Friday, March 31, 2017

Remember Dark Matter? Well, Forget About That - Science

Enigmatic dark energy, thought to make up 68% of the universe, may not exist at all, according to a Hungarian-American team. The researchers believe that standard models of the universe fail to take account of its changing structure, but that once this is done the need for dark energy disappears.  (Science Daily:  Explaining the accelerating expansion of the universe without dark energy)

This announcement comes from the Royal Astronomical Society and those royal societies have some big smokes.

Ed:  it's a real weeper losing something no-one could see and no-one could detect

It surely is.  This is an astronomical loss.  The Yin of the Universe lots its Yang.  Tragedy.



This is a frame from an animation that shows the expansion of the universe in the standard 'Lambda Cold Dark Matter' cosmology, which includes dark energy (top left panel red), the new Avera model, that considers the structure of the universe and eliminates the need for dark energy (top middle panel, blue), and the Einstein-de Sitter cosmology, the original model without dark energy (top right, green). 

The panel at the bottom shows the increase of the 'scale factor' (an indication of the size) as a function of time, where 1Gya is 1 billion years. The growth of structure can also be seen in the top panels. One dot roughly represents an entire galaxy cluster. Units of scale are in Megaparsecs (Mpc), where 1 Mpc is around 3 million million million km.

Credit: István Csabai et al.


You got all that, right?

Ed:  did you?

Not a sausage.


We will skip straight to the punchline but the interested student is invited ... the article has a discussion on why any of this matters.  We just want to know what they found and see below.

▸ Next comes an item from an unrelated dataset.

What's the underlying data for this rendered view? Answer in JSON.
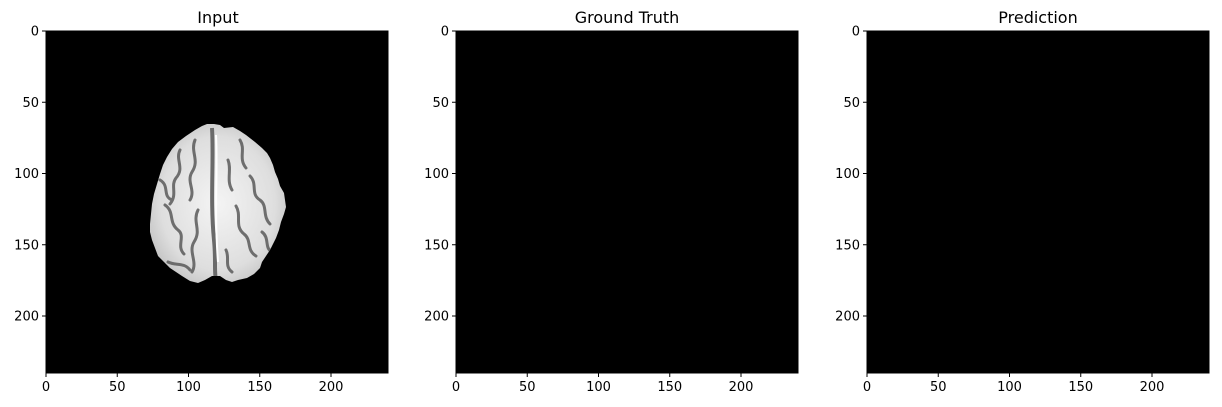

We will just take their word for it since they have a cool graph.

Dr Dobos adds: "The theory of general relativity is fundamental in understanding the way the universe evolves.  We do not question its validity; we question the validity of the approximate solutions.  Our findings rely on a mathematical conjecture which permits the differential expansion of space, consistent with general relativity, and they show how the formation of complex structures of matter affects the expansion.  These issues were previously swept under the rug but taking them into account can explain the acceleration without the need for dark energy."

- SD

Watson:  dark energy just poofed

That it did, Watson; it's never to be seen again.